No one teaches you how to love yourself. There is no class. There is no definitive manual (though many self help books claim to be). In theory I suppose you are supposed to learn by example from your parents and how they love you. But what if your parents didn’t have the ability or desire to love you the way you needed to be loved? What then? You go through life begging for other people to love you hoping that they get it right, that they succeed where your family, for all their good intentions, failed. The problem is they don’t know how to love you either. They don’t have an example to follow. They look to you to show them how to love you.
And yet we think that when we have our own children we will know better…that we will do better than our parents did. I can’t count the number of times I told myself “I will never say “fill in the blank” to my daughter”, or “My daughter will have this.” Or “I will make sure my daughter knows that” and I have felt filled with love and conviction for this person that doesn’t exist yet, and probably wont for years. I believe myself when I say these things. I know that I will do everything I can to protect this as yet unnamed little soul and give her every beautiful experience and feeling that life has to offer and that I will do everything I can to make her strong enough to face the not so beautiful experiences and feelings. I will make sure that she survives. This moves me to tears. But how do I know this when I know that I don’t really know how to love myself?

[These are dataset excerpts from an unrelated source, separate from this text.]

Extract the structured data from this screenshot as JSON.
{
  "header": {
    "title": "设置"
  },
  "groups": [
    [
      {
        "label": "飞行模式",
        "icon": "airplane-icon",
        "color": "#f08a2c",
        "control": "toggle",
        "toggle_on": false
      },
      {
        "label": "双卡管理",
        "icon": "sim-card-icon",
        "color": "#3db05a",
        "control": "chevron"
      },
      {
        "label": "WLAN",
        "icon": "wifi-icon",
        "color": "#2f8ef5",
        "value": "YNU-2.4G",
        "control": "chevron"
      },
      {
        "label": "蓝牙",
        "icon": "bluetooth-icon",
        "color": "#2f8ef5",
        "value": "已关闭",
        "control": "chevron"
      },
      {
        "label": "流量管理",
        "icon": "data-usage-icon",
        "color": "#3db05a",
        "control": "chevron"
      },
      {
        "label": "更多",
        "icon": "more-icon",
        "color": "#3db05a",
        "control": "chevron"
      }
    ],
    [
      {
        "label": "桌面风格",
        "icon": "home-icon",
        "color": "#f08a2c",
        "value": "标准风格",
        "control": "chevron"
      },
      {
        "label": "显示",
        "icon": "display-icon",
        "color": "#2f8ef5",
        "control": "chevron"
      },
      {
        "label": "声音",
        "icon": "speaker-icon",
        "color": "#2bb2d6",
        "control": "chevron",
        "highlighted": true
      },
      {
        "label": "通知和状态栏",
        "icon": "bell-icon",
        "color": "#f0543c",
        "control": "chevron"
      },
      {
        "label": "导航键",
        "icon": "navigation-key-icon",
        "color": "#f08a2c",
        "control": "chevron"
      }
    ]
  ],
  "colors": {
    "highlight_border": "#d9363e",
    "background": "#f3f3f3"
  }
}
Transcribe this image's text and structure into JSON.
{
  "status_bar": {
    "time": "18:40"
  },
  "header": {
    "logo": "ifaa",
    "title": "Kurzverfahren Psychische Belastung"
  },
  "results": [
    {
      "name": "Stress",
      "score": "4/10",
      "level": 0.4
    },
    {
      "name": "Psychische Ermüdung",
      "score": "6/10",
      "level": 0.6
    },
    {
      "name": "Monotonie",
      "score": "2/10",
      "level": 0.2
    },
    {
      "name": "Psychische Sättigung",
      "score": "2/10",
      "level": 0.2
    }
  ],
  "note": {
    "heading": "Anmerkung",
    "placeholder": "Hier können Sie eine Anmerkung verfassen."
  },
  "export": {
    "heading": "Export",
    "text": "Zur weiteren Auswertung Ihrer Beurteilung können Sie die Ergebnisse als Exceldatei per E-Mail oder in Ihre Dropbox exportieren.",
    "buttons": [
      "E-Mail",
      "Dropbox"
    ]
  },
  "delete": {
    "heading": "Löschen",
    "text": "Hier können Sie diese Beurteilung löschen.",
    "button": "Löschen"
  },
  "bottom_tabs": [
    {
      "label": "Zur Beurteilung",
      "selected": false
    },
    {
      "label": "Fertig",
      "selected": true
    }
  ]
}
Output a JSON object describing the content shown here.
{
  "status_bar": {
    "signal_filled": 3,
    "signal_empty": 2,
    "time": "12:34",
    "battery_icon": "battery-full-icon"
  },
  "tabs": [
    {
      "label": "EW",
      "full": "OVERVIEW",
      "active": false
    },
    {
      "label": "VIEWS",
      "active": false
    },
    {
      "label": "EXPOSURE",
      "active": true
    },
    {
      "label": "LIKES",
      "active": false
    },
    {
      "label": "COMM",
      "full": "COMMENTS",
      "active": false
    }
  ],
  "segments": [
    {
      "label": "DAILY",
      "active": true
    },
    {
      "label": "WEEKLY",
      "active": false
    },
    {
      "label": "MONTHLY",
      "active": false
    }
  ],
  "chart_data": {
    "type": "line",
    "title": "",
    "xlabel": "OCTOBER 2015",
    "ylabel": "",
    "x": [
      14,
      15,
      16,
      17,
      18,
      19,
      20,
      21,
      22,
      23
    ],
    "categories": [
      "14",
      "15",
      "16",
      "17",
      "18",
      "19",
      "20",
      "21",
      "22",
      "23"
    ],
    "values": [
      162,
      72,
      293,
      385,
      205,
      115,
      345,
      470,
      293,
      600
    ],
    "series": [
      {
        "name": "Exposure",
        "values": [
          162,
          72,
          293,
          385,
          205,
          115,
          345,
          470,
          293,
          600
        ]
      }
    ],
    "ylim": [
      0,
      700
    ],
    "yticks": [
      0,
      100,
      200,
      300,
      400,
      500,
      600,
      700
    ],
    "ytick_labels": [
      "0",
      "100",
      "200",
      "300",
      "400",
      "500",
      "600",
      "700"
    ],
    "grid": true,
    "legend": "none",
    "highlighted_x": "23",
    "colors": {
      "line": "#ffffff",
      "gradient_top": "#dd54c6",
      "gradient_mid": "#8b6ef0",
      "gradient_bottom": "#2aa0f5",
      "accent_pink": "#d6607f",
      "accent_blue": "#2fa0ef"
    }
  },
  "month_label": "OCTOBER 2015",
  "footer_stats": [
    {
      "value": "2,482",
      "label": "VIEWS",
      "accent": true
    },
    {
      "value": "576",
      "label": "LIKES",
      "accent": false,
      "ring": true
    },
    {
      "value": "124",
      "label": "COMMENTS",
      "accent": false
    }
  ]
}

I think that the answer is that is easy to love children. It feels natural to want to protect and care for someone so amazing and so full of possibility. If it is so easy to love children why is it so difficult to love ourselves? Why doesn’t the survival instinct translate the same way the maternal or paternal one does? I have no answer for this. What I can say is that from now on I will endeavor to love myself the way I would my child. I will take care of myself the way I would my child. I will be the mother that my mother wasn’t however hard she tried. I will tell myself everyday that I am beautiful inside and out. I will tell myself everyday that I am proud of myself, that I have faith in myself that the world is full of possibilities for me. I will tell myself that I am gifted and able. I will tell myself that it is my responsibility to develop these gifts. I will tell myself that asking for what I need is not selfish as long as you listen when others ask. I will tell myself that the world needs strong gifted people and that it is a disservice to myself and to humanity every time I take and action or affirm a belief that says that I am otherwise. I would not tell my daughter less. And hopefully when I do welcome that wonderful little girl soul ( or boy-soul ) into the world they will be better off because Mommy has practiced and has already successfully raised herself.
I expect child rearing to be hard...but at least this way I get to skip the terrible twos right?